Prenticeana or Wit and Humor in Paragraphs, by the Editor
of the Louisville Journal
[Editorial Note: As Robert Darnton pointed out in his Introduction to The Great Cat Massacre and Other Episodes in French Cultural History (1984), the "perception of . . . distance may serve as the starting point of an investigation. . . . When you realize that you are not getting something--a joke, a proverb, a ceremony--that is particularly meaningful . . . you can see where to grasp a foreign system of meaning in order to unravel it." (P. 78) And the past is proverbially a foreign country. So here is George Denison Prentice, one of the foremost wits of antebellum America, on the subject of women. To the extent we "get" the jokes, we have begun to enter into a most important mindset, that of the conventionally wise man of the period. Two of his paragraphs dealt with Jane Swisshelm, editor of the Pittsburgh Visiter [her spelling]. Her account of their duels of wits, from her autobiography, is here.]

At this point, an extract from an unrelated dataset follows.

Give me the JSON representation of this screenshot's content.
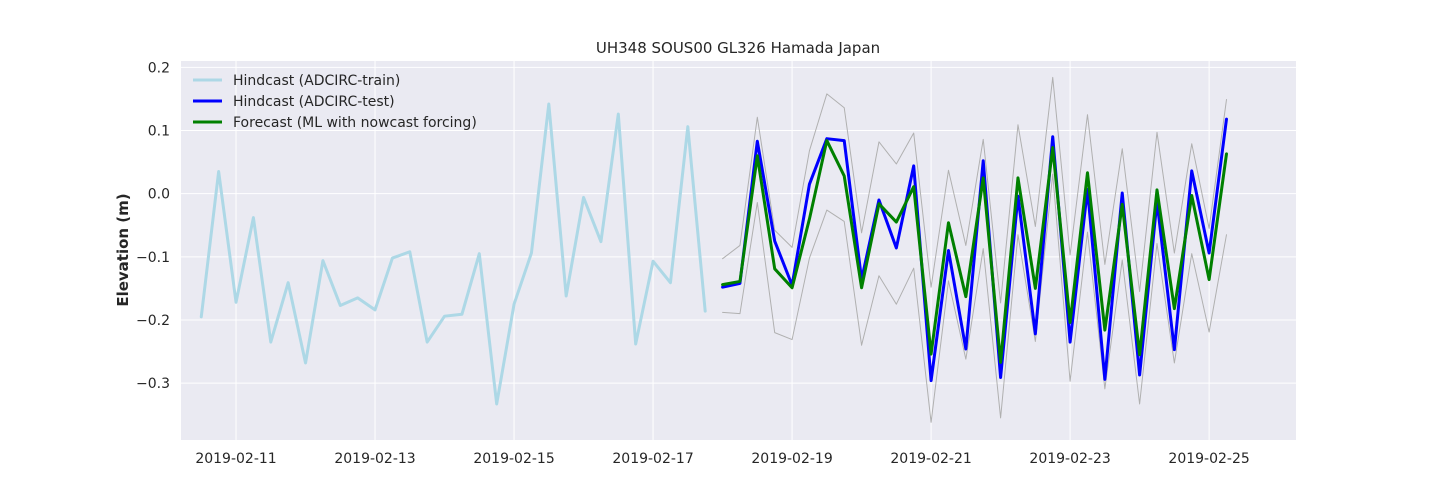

George Denison Prentice, Prenticeana; or, Wit and Humor in Paragraphs. By the Editor of the Louisville Journal (N.Y., Derby and Jackson, 1860)
P. 7: A man recently got married in Kentucky one day and hung himself the next. No doubt he wanted to try all varieties of nooses to see which he liked best.
P. 9: A young widow has established a pistol-gallery in New Orleans. Her qualifications as a teacher of the art of duelling are of course undoubted; she has killed her man.
P. 21: "She isn't all that my fancy painted her," bitterly exclaimed a rejected lover; "and, worse than that, she isn't all that she paints herself."
P. 30: A writer on domestic economy, in giving instructions for keeping eggs fresh, says, "lay with the small end down." He does not specify whether this direction is for the hen or the housewife.
P. 37: "Will you have the kindness to hand me the butter before you?" said a gentleman politely at table to an ancient maiden. "I am no waiter, sir," "Well, I think you have been waiting a long time."
P. 43: If philanthropy is properly defined to be a love of mankind, most women have an unequivocal title to be considered philanthropists.
P. 45: In Indiana, the other day, a brute of a man kicked his wife. The indignant neighbors assembled, and made a jackass kick him. The wife was kicked by the much baser beast of the two.
P. 46: It is a bad thing to be over-wifed. Better have no appointment than get a place under petticoat government.
P. 53: We received a note yesterday from the "old maids of Shelby" requesting that they may be invited to the bachelors' ball in this city. We guess the dear old things are begging the question.
P. 113: A penny paper in New York says that a strong-fisted servant girl in that city was recently assaulted by a couple of scoundrels, named John and Elam Mile, and that she flogged them both. We have heard that a miss was as good as a mile, but here was a case in which a miss was a good as two Miles, and a little better.
P. 116: We would as soon see a lady making herself a wasp in temper as in the shape of her person.
P. 146: A bill is pending in one of our western states to empower women to make contracts. They should be all means be authorized to contract- they have been expanding too much.
P. 180: If women were jurors, as some of them claim that they ought to be, what chance would you ugly old fellows stand when indicted?
P. 204: Lucy Stone recently made a speech insisting that the election of women, as well as men, to Congress would improve the character of that body. We suspect that the habit of "pairing off"1 would be even more common that it is.
P.232: An English writer says that the American ladies of the present day feel or affect a spirit of independence. We certainly have seen, at fashionable parties, many a lady, who, we thought, might very appropriately recite Smollett's2 fine lines to Independence:
"Thy spirit, Independence, let me share,
Lord of the lion heart and eagle-eye
Thy steps I follow with my bosom bare."
P. 236: Mrs. Swisshelm denounces kissing at social country parties. She never denounced it when she was young and her lips were attractive. How very proper these old ladies get to be! Why should not the recollections of their own youth teach them to have some sympathy with us young folk?
P. 276: Our old friend Mrs. Swisshelm hits us tolerably hard. Dear Jane, we may give you a kiss for a blow if you can manage to wait till it is convenient.
1 A common practice in Congress and other legislative bodies; members on opposite sides of a measure agree to abstain so that the final result is not changed.
2 Tobias Smollett (1721-1771), "Ode to Independence"
Thy spirit, Independence, let me share;
Lord of the lion heart and eagle eye,
Thy steps I follow with my bosom bare,
Nor heed the storm that howls along the sky.